De Europese Commissie wil internetbedrijven als Google, Facebook en Apple verplichten om kinderporno op te sporen en te verwijderen. Ze doen uit eigen beweging nog te weinig.
Dat vindt Brussel.
Brussel
Overheden breken zich al jaren het hoofd over de strijd tegen online kinderporno en ander schadelijk materiaal. In het vorige decennium is het aantal meldingen van seksueel kindermisbruik in de EU verveertigvoudigd. Tijdens de coronapandemie is de vloed aan beelden en fora waar daders slachtoffers proberen te vinden schrikbarend toegenomen, waarschuwen kinderbeschermingsorganisaties. Meer dan 60 procent van de online kinderporno is ondergebracht op Europese servers.
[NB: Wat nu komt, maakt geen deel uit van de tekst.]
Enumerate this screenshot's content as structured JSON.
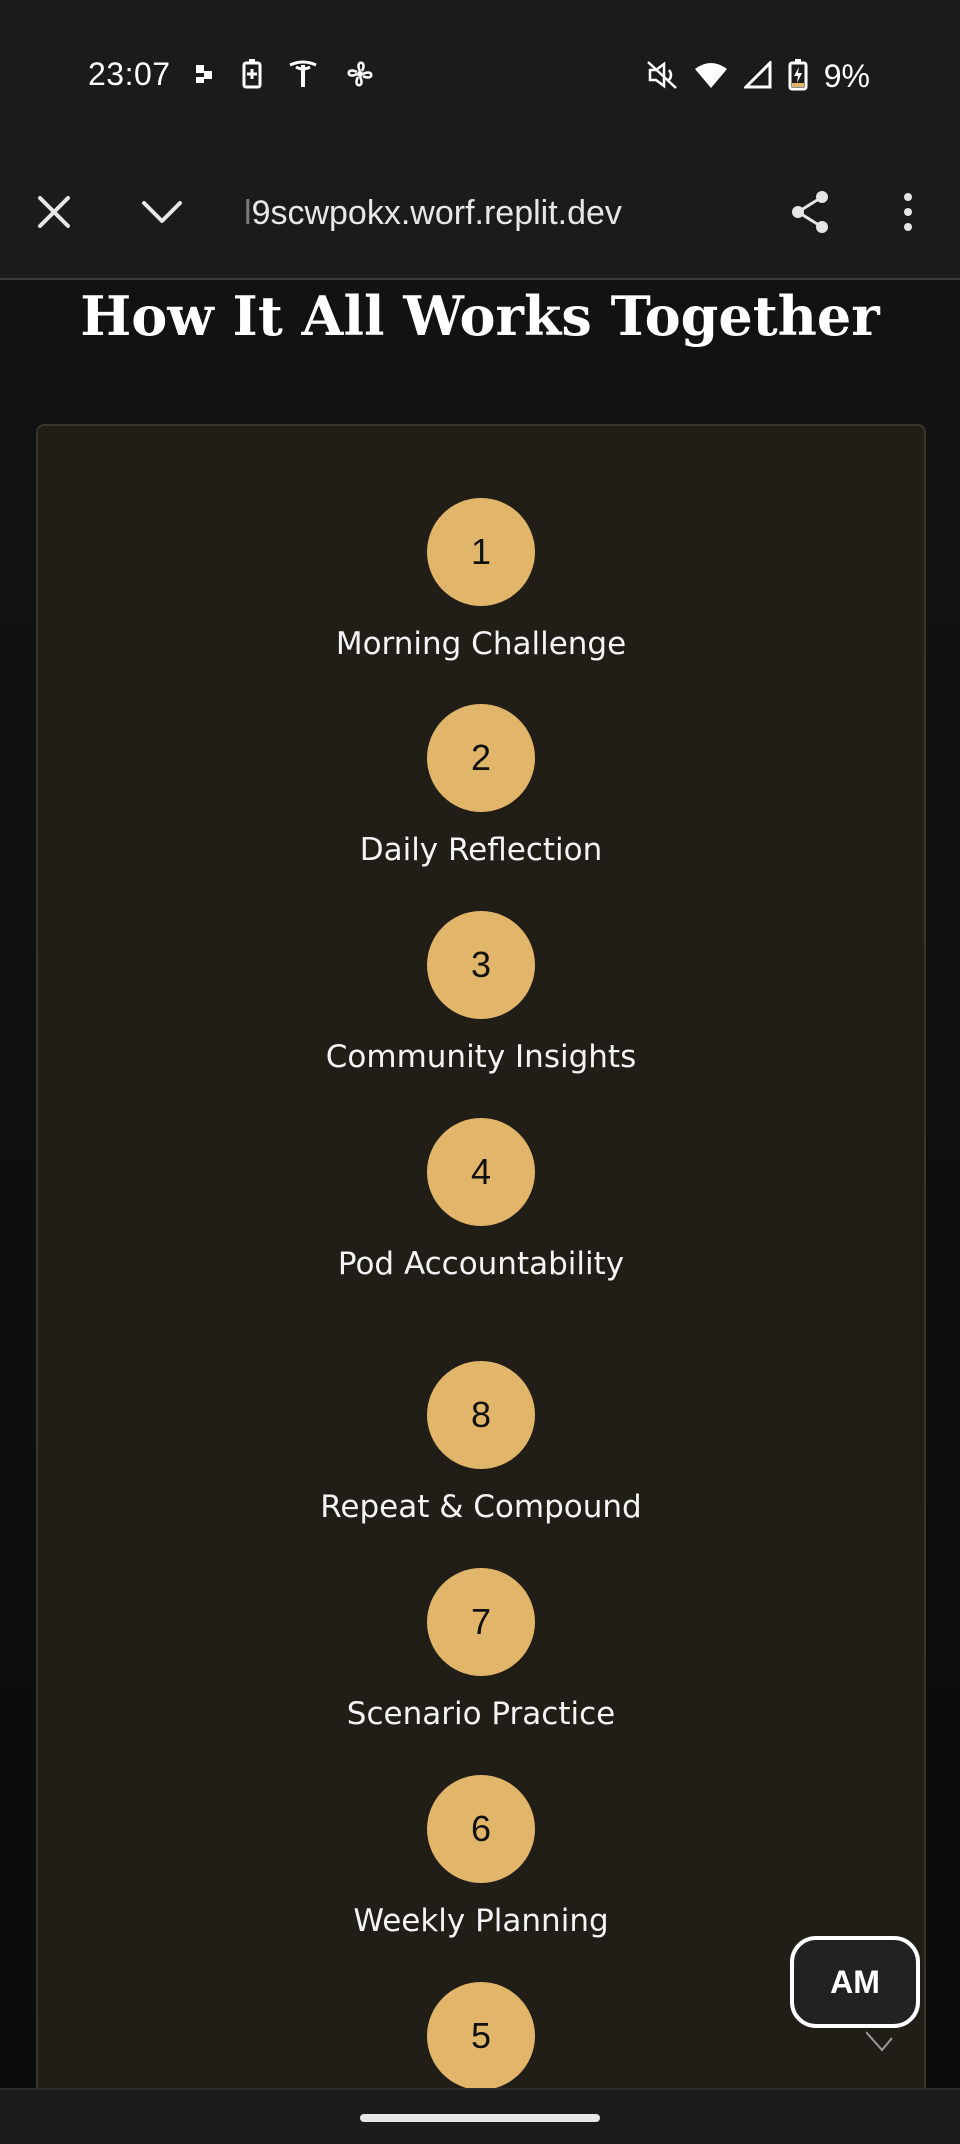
{
  "status_bar": {
    "time": "23:07",
    "battery_percent": "9%",
    "left_icons": [
      "notification-dots-icon",
      "battery-saver-icon",
      "tesla-icon",
      "fan-icon"
    ],
    "right_icons": [
      "mute-icon",
      "wifi-icon",
      "signal-icon",
      "battery-charging-icon"
    ]
  },
  "browser": {
    "url_prefix": "l",
    "url": "9scwpokx.worf.replit.dev"
  },
  "page": {
    "title": "How It All Works Together"
  },
  "steps": [
    {
      "number": "1",
      "label": "Morning Challenge"
    },
    {
      "number": "2",
      "label": "Daily Reflection"
    },
    {
      "number": "3",
      "label": "Community Insights"
    },
    {
      "number": "4",
      "label": "Pod Accountability"
    },
    {
      "number": "8",
      "label": "Repeat & Compound"
    },
    {
      "number": "7",
      "label": "Scenario Practice"
    },
    {
      "number": "6",
      "label": "Weekly Planning"
    },
    {
      "number": "5",
      "label": ""
    }
  ],
  "floating_badge": {
    "initials": "AM"
  },
  "colors": {
    "accent": "#e2b66a",
    "card_background": "#211d17",
    "page_background": "#0b0b0b"
  }
}
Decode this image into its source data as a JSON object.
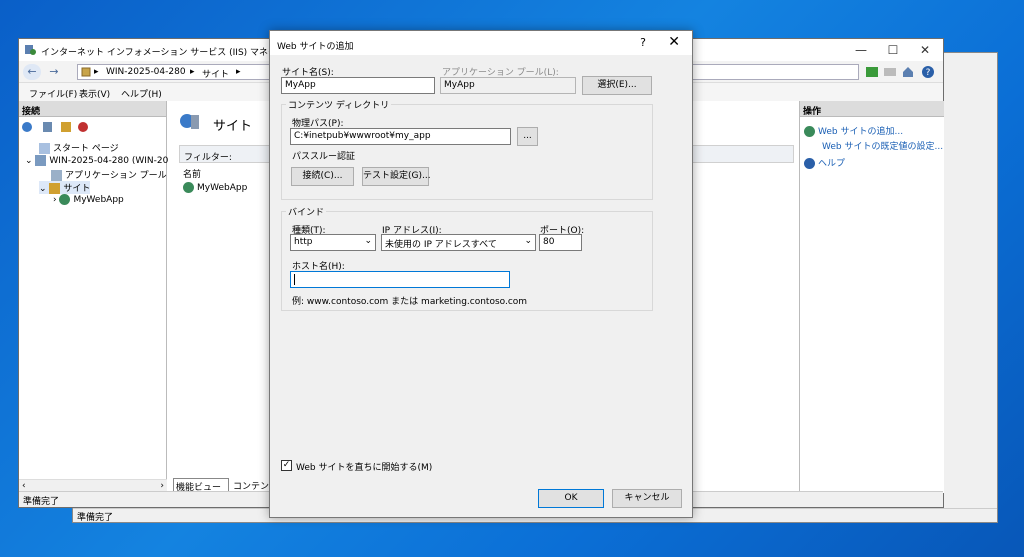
{
  "back_window": {
    "status": "準備完了"
  },
  "main_window": {
    "title": "インターネット インフォメーション サービス (IIS) マネージャー",
    "breadcrumb": [
      "WIN-2025-04-280",
      "サイト"
    ],
    "menu": [
      "ファイル(F)",
      "表示(V)",
      "ヘルプ(H)"
    ],
    "connections": {
      "header": "接続",
      "tree": [
        "スタート ページ",
        "WIN-2025-04-280 (WIN-2025-",
        "アプリケーション プール",
        "サイト",
        "MyWebApp"
      ]
    },
    "center": {
      "title": "サイト",
      "filter_label": "フィルター:",
      "column_name": "名前",
      "rows": [
        "MyWebApp"
      ],
      "tab_features": "機能ビュー",
      "tab_content": "コンテン"
    },
    "actions": {
      "header": "操作",
      "items": [
        "Web サイトの追加...",
        "Web サイトの既定値の設定...",
        "ヘルプ"
      ]
    },
    "status": "準備完了"
  },
  "dialog": {
    "title": "Web サイトの追加",
    "help_glyph": "?",
    "close_glyph": "✕",
    "site_name_label": "サイト名(S):",
    "site_name_value": "MyApp",
    "app_pool_label": "アプリケーション プール(L):",
    "app_pool_value": "MyApp",
    "select_button": "選択(E)...",
    "content_dir_label": "コンテンツ ディレクトリ",
    "physical_path_label": "物理パス(P):",
    "physical_path_value": "C:¥inetpub¥wwwroot¥my_app",
    "browse_button": "...",
    "passthrough_label": "パススルー認証",
    "connect_button": "接続(C)...",
    "test_button": "テスト設定(G)...",
    "binding_label": "バインド",
    "type_label": "種類(T):",
    "type_value": "http",
    "ip_label": "IP アドレス(I):",
    "ip_value": "未使用の IP アドレスすべて",
    "port_label": "ポート(O):",
    "port_value": "80",
    "host_label": "ホスト名(H):",
    "host_value": "",
    "example_text": "例: www.contoso.com または marketing.contoso.com",
    "start_checkbox_label": "Web サイトを直ちに開始する(M)",
    "start_checked": true,
    "ok_button": "OK",
    "cancel_button": "キャンセル"
  }
}
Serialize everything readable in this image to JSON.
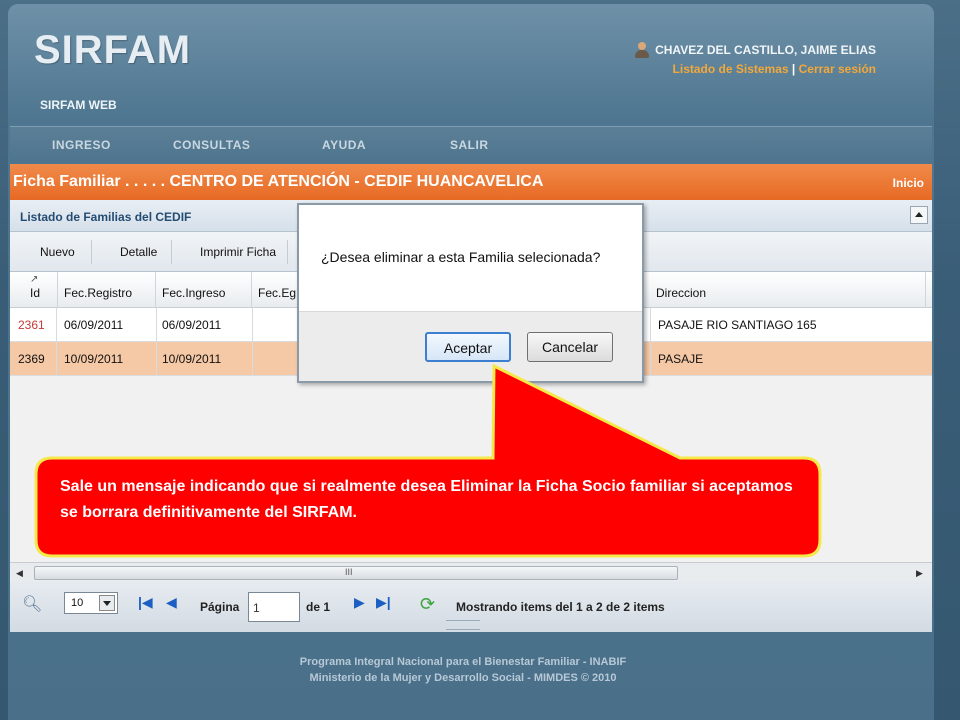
{
  "app": {
    "logo": "SIRFAM",
    "subtitle": "SIRFAM WEB",
    "user_name": "CHAVEZ DEL CASTILLO, JAIME ELIAS",
    "link_systems": "Listado de Sistemas",
    "link_separator": "|",
    "link_logout": "Cerrar sesión"
  },
  "menu": [
    "INGRESO",
    "CONSULTAS",
    "AYUDA",
    "SALIR"
  ],
  "page": {
    "title": "Ficha Familiar . . . . . CENTRO DE ATENCIÓN - CEDIF HUANCAVELICA",
    "home_link": "Inicio",
    "panel_title": "Listado de Familias del CEDIF"
  },
  "toolbar": {
    "buttons": [
      "Nuevo",
      "Detalle",
      "Imprimir Ficha"
    ]
  },
  "grid": {
    "columns": [
      "Id",
      "Fec.Registro",
      "Fec.Ingreso",
      "Fec.Eg",
      "Direccion"
    ],
    "rows": [
      {
        "id": "2361",
        "fec_registro": "06/09/2011",
        "fec_ingreso": "06/09/2011",
        "direccion": "PASAJE RIO SANTIAGO 165"
      },
      {
        "id": "2369",
        "fec_registro": "10/09/2011",
        "fec_ingreso": "10/09/2011",
        "direccion": "PASAJE"
      }
    ],
    "selected_row_color": "#f6c9a6",
    "scroll_grip": "III"
  },
  "pager": {
    "page_size": "10",
    "page_label": "Página",
    "page_value": "1",
    "of_label": "de 1",
    "status": "Mostrando items del 1 a 2 de 2 items"
  },
  "dialog": {
    "message": "¿Desea eliminar a esta Familia selecionada?",
    "ok_label": "Aceptar",
    "cancel_label": "Cancelar"
  },
  "callout": {
    "text": "Sale un mensaje indicando que si realmente desea Eliminar la Ficha Socio familiar  si aceptamos se borrara definitivamente del SIRFAM.",
    "fill_color": "#ff0000",
    "border_color": "#f5e94a"
  },
  "footer": {
    "line1": "Programa Integral Nacional para el Bienestar Familiar - INABIF",
    "line2": "Ministerio de la Mujer y Desarrollo Social - MIMDES © 2010"
  },
  "colors": {
    "orange_bar": "#e76a24",
    "link_orange": "#f2a83a",
    "panel_title": "#244c73"
  }
}
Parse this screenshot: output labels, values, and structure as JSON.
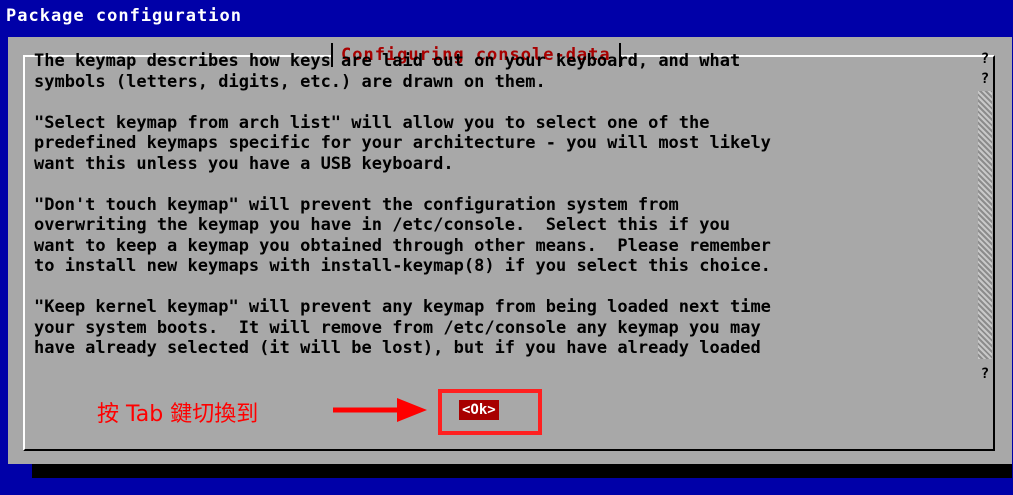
{
  "window": {
    "title": "Package configuration"
  },
  "dialog": {
    "title": "Configuring console-data",
    "text": "The keymap describes how keys are laid out on your keyboard, and what\nsymbols (letters, digits, etc.) are drawn on them.\n\n\"Select keymap from arch list\" will allow you to select one of the\npredefined keymaps specific for your architecture - you will most likely\nwant this unless you have a USB keyboard.\n\n\"Don't touch keymap\" will prevent the configuration system from\noverwriting the keymap you have in /etc/console.  Select this if you\nwant to keep a keymap you obtained through other means.  Please remember\nto install new keymaps with install-keymap(8) if you select this choice.\n\n\"Keep kernel keymap\" will prevent any keymap from being loaded next time\nyour system boots.  It will remove from /etc/console any keymap you may\nhave already selected (it will be lost), but if you have already loaded",
    "ok_label": "<Ok>",
    "scroll_marker": "?"
  },
  "annotation": {
    "text": "按 Tab 鍵切換到",
    "color": "#ff0000"
  },
  "colors": {
    "background": "#0000a8",
    "dialog": "#a8a8a8",
    "title_accent": "#a80000",
    "ok_button": "#a80000"
  }
}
De Europese Commissie wil nu nieuwe regels stellen om kinderen, die steeds meer tijd op internet doorbrengen, te beschermen tegen misbruik, pesten en nepnieuws. “Bedrijven moeten online kinderpornografisch materiaal opsporen, melden en verwijderen ongeacht waar ze gevestigd zijn.” Dat stelt het dagelijks bestuur van de EU. De verantwoordelijke toezichthouders in iedere EU-lidstaat moeten daarop toezien. Bedrijven riskeren hoge boetes als ze verzaken.
Expertisecentrum
Ook komt er een Europees expertisecentrum dat de onderlinge samenwerking en uitwisseling moet bevorderen, ook met politie en justitie. Dat centrum wordt ondergebracht in Den Haag.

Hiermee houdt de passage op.